Procès Thomas Sankara : «J’ai le sentiment d’être impliqué dans une parodie» (Me Kopiho)

Les plaidoiries de la défense se sont poursuivies après la pause. Me Kopiho Moumouny, avocat de l’accusé Kafando Hamadou, poursuivi pour faux en écriture publique, a donné la parole à son confrère Me Diakité. Il est reproché à l’accusé d’avoir produit un certificat de décès avec la mention « mort accidentelle » au profit de la famille de feu Bonaventure Compaoré.

Selon Me Diakité, Kafando Hamadou, dans ses déclarations, n’a pas nié avoir posé l’acte. Tout comme pour l’accusé Alidou Diebré, le conseil de l’accusé Kafando Hamadou a plaidé la prescription des faits. Par ailleurs, l’avocat a expliqué que ce sont les ayant-droits qui « ont supplié » le médecin à la présidence du Faso au moment des faits d’établir ledit document.

En tout état de cause, les avocats de Kafando Hamadou ont plaidé l’acquittement. D’ailleurs, le Procureur du Faso, pour cet accusé, avait requis l’acquittement pour prescription de l’action publique.

A la suite de ces interventions, Me Mamadou Coulibaly a plaidé pour l’accusé Albert Belemlilga, poursuivi pour complicité d’attentat à la sureté de l’Etat. Me Coulibaly a rappelé qu’« aucun témoin n’a mis en cause » l’accusé.

En plus, selon l’avocat, la complicité doit être antérieure au coup d’Etat et, dit-il, « consolider » un coup d’Etat « n’est pas une infraction ». Ainsi, tout comme le procureur militaire, Me Coulibaly a requis « l’acquittement » pour cet accusé.

Au tour de Jean Pierre Palm, poursuivi pour complicité d’attentat à la sureté de l’Etat, Me Kopiho Moumouny a pris la parole. L’avocat a laissé paraitre ses doutes quant à l’issue du procès Thomas Sankara. « J’ai le sentiment d’être impliqué dans une parodie, dans une comédie (…) Ce procès, c’est l’assassinat du droit (…) Ce sont les millions du contribuable qui ont été dépensés pour cette parodie (…) », a indiqué l’avocat.

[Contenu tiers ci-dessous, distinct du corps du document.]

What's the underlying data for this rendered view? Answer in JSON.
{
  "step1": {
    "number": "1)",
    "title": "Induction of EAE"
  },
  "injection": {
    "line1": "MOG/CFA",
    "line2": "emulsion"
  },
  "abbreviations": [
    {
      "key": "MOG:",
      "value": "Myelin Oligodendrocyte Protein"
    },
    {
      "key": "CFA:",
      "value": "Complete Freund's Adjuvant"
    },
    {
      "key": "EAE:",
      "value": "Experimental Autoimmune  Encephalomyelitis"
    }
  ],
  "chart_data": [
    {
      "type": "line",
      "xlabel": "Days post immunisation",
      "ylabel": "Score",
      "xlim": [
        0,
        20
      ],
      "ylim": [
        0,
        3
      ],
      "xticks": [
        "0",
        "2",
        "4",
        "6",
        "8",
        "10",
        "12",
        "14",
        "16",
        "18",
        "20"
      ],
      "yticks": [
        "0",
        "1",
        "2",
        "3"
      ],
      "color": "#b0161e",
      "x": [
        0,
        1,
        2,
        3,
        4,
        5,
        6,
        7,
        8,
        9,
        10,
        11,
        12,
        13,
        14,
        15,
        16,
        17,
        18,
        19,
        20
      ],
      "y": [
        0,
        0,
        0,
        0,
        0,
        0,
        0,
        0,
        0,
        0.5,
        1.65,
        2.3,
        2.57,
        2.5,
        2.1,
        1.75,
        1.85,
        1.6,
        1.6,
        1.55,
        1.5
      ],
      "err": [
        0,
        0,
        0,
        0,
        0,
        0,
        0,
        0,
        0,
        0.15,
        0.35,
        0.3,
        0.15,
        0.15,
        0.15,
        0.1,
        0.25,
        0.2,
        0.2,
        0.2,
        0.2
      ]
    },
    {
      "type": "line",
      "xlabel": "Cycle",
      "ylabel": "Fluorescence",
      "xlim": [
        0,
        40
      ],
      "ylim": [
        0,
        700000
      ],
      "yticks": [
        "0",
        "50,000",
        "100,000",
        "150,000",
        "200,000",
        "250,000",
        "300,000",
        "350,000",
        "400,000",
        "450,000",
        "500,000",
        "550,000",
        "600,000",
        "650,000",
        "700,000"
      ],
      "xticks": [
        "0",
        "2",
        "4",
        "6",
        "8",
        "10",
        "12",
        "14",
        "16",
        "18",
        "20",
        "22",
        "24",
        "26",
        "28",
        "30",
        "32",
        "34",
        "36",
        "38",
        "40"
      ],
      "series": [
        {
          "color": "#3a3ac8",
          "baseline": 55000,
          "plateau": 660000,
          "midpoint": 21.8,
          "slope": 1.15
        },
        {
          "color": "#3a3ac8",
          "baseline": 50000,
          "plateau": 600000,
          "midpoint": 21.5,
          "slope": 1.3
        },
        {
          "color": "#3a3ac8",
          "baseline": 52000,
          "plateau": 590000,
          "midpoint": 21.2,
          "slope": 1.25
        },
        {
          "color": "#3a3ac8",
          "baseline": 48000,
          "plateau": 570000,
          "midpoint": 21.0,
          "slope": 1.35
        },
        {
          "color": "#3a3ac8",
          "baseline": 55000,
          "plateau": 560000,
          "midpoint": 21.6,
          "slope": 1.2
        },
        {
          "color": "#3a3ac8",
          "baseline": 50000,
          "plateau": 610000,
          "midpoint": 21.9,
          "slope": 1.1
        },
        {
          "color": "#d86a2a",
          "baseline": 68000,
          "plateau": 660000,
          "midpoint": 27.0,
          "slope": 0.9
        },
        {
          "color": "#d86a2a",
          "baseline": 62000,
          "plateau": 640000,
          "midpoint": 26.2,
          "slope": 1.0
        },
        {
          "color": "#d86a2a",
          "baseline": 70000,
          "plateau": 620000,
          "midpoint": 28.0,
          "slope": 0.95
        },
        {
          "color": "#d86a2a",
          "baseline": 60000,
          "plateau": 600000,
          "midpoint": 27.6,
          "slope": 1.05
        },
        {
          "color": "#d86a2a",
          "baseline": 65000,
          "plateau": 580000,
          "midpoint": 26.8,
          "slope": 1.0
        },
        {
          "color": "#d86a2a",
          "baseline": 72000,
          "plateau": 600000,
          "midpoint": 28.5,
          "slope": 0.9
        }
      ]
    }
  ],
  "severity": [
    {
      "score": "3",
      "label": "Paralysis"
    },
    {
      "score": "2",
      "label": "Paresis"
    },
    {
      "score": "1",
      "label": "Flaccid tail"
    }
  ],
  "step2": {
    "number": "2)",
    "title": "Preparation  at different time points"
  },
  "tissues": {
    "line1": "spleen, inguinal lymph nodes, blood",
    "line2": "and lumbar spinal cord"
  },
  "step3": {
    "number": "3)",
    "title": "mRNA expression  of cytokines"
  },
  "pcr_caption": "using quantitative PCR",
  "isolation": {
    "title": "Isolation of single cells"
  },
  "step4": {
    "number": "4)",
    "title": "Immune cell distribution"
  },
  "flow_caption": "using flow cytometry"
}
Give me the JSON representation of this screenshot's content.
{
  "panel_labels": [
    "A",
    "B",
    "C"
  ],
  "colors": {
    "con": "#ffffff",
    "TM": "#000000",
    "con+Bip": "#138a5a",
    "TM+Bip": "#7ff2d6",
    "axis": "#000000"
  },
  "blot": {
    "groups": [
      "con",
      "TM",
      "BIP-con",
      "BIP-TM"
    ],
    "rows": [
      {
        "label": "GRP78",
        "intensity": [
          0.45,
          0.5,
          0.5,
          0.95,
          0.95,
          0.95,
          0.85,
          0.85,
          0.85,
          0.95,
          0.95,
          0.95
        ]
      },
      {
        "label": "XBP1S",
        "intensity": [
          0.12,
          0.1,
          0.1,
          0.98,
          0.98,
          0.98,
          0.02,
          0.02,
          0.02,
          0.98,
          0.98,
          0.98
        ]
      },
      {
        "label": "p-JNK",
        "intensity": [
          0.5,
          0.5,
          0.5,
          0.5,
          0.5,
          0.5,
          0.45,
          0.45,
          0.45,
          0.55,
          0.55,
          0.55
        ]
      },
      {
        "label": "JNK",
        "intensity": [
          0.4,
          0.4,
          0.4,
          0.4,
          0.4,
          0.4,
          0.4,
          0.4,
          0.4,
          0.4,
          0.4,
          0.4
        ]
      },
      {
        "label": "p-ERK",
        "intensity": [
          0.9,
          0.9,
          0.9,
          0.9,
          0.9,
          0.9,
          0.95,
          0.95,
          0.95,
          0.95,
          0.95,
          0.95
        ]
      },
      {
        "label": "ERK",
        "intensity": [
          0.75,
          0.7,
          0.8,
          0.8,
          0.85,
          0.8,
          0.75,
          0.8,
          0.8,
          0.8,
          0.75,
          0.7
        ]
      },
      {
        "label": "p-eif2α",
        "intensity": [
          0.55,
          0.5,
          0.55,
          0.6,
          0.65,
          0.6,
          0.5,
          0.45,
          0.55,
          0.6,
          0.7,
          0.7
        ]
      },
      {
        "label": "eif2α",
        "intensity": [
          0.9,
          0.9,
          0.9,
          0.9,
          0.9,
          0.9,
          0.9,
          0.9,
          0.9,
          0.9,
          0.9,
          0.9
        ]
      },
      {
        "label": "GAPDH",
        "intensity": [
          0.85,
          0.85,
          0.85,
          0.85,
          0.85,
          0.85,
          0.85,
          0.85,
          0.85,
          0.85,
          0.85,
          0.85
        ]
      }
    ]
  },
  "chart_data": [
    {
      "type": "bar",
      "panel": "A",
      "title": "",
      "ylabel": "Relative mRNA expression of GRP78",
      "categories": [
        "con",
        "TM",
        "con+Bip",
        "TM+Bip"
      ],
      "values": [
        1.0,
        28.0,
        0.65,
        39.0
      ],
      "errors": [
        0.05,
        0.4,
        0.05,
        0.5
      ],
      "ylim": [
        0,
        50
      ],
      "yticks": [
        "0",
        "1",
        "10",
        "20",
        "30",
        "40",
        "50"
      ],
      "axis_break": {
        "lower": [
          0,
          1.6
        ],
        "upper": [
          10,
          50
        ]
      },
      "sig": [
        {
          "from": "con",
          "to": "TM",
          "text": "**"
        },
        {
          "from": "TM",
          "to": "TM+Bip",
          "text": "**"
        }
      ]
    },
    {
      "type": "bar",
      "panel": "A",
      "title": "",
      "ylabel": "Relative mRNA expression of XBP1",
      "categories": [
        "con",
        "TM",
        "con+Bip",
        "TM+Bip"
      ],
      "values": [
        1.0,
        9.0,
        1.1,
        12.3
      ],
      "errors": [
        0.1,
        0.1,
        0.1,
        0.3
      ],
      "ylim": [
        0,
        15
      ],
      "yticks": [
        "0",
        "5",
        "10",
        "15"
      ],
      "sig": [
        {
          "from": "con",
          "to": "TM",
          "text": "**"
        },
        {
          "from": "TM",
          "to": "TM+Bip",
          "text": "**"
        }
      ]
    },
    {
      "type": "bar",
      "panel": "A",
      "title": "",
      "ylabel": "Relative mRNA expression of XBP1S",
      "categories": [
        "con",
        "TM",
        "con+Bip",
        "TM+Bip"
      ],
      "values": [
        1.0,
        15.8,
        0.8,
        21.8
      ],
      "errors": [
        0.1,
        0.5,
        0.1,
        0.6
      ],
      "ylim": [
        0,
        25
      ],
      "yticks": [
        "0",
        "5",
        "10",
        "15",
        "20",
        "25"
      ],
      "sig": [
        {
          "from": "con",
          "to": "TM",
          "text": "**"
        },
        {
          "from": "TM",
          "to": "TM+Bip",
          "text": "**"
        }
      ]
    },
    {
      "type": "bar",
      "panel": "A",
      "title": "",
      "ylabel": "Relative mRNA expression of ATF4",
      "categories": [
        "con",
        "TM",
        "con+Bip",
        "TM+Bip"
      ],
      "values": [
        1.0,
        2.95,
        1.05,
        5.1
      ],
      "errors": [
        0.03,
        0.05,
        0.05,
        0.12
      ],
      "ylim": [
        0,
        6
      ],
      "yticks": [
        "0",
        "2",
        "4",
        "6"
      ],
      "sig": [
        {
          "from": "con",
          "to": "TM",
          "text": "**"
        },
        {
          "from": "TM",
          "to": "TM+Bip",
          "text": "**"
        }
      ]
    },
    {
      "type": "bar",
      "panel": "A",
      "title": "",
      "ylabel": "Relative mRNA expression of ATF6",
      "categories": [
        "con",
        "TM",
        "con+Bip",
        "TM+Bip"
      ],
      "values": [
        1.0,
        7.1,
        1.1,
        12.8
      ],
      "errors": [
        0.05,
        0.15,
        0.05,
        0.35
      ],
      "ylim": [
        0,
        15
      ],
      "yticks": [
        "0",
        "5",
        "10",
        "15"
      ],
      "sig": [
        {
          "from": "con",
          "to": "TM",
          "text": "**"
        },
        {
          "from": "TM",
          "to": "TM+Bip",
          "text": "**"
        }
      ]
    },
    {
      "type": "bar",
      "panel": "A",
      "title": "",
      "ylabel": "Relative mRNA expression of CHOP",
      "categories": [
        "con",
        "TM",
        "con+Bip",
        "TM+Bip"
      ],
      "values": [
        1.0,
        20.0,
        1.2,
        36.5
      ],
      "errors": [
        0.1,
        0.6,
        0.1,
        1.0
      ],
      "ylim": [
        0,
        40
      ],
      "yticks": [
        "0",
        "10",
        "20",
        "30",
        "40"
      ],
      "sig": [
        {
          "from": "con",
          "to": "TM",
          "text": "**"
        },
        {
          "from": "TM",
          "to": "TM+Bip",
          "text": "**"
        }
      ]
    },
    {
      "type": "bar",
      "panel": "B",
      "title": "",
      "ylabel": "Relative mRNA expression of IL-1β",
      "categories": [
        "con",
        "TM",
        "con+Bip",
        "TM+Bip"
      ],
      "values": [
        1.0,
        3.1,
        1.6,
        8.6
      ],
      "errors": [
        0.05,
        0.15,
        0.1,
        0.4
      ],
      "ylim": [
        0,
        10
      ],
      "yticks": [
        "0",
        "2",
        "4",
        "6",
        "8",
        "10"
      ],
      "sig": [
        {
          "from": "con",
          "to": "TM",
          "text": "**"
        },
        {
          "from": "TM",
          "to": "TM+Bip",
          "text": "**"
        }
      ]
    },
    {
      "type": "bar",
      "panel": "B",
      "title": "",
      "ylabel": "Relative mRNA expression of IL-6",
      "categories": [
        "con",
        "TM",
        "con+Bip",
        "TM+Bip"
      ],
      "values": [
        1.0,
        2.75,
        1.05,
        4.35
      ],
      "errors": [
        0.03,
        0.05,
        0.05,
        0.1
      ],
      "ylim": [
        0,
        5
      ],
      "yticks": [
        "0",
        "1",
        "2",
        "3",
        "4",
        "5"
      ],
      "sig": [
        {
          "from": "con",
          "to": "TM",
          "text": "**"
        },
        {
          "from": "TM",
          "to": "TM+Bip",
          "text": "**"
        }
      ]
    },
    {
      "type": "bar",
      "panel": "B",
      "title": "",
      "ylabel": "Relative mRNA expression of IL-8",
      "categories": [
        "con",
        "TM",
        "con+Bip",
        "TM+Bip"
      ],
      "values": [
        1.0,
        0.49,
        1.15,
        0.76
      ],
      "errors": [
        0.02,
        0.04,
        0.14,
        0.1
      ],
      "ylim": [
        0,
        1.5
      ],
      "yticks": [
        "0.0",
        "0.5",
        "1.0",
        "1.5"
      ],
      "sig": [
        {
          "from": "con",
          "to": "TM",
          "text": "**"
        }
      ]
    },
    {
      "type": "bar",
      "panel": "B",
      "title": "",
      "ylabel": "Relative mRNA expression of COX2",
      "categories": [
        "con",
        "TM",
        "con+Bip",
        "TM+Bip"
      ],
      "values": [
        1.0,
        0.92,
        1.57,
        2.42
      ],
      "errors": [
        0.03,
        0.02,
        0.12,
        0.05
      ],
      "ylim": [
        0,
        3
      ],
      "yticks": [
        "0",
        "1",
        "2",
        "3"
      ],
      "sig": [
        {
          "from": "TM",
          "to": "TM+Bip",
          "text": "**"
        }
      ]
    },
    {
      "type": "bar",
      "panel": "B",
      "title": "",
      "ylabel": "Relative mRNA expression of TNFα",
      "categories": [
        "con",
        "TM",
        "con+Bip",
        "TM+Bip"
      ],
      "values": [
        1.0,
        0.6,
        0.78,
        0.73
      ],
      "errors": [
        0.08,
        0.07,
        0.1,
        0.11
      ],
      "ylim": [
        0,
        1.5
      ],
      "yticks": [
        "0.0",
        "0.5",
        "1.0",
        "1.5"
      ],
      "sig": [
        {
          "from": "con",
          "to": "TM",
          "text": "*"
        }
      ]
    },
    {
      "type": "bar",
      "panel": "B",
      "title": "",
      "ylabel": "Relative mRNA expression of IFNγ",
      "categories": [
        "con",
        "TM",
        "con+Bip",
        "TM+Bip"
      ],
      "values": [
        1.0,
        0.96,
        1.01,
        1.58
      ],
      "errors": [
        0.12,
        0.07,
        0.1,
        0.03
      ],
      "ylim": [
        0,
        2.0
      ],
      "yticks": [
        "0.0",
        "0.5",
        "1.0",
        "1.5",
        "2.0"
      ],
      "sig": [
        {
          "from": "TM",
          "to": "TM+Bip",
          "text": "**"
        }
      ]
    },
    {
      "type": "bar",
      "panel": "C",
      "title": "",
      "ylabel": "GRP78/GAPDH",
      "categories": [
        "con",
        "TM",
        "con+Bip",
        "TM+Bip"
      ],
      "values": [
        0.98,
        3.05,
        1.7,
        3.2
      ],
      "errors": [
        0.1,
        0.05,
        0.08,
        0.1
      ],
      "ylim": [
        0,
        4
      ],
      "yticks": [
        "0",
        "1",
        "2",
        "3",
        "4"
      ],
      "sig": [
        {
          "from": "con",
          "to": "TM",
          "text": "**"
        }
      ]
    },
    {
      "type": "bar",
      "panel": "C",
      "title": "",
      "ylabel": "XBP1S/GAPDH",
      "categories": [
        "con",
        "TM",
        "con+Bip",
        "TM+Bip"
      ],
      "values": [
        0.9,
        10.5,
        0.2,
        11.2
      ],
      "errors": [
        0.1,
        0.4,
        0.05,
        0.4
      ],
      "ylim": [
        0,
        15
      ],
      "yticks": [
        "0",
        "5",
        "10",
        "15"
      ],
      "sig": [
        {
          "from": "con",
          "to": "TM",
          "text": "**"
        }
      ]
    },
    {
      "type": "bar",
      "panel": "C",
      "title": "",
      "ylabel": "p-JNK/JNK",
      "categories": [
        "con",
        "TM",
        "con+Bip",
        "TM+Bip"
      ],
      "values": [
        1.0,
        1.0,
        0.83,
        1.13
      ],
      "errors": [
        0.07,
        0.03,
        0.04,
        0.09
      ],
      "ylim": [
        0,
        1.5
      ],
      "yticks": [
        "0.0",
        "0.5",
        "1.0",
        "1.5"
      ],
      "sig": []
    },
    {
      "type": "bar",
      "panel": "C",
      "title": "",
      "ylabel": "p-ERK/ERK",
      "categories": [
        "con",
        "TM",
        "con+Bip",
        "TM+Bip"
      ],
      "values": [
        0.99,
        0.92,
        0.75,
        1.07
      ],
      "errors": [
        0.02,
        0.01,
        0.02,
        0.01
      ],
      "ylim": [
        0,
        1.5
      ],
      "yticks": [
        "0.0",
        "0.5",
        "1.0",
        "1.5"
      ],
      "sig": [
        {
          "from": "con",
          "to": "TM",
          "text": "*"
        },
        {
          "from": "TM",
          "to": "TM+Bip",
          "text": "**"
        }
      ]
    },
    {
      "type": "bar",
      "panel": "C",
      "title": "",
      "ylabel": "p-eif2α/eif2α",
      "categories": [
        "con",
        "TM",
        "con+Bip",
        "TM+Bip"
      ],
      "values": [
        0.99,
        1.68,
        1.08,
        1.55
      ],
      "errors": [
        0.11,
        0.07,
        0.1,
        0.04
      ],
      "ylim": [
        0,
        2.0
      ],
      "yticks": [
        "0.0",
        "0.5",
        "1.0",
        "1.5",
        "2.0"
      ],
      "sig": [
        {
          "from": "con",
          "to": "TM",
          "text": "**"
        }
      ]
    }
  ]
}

Selon Me Kopiho, dans la procédure, « il n’y a aucun élément matériel » qui révèle la culpabilité de son client. « Ce ne sont que des témoignages », a-t-il fait savoir avant d’indiquer que le dossier Thomas Sankara « est vide ». L’avocat reste convaincu que la vérité ne sortira pas de ce procès. « Si on veut la vérité pour Thomas Sankara, ce n’est pas à travers ce procès », a tranché Me Kopiho.

Par ailleurs, Me Kopiho n’a pas manqué de lancer des pics à l’endroit de certaines personnes. « Le dossier Thomas Sankara a hissé des gens du niveau zéro à holala », a déclaré l’avocat qui a terminé sa plaidoirie en requérant la relaxe pour son client « au profit du doute ». Rappelons que le Procureur militaire avait requis 11 ans de prison assorti de sursis contre Jean Pierre Palm.

L’audience du jour a été suspendue peu avant 16h. Elle reprendra le mercredi 23 mars 2022 à 9h.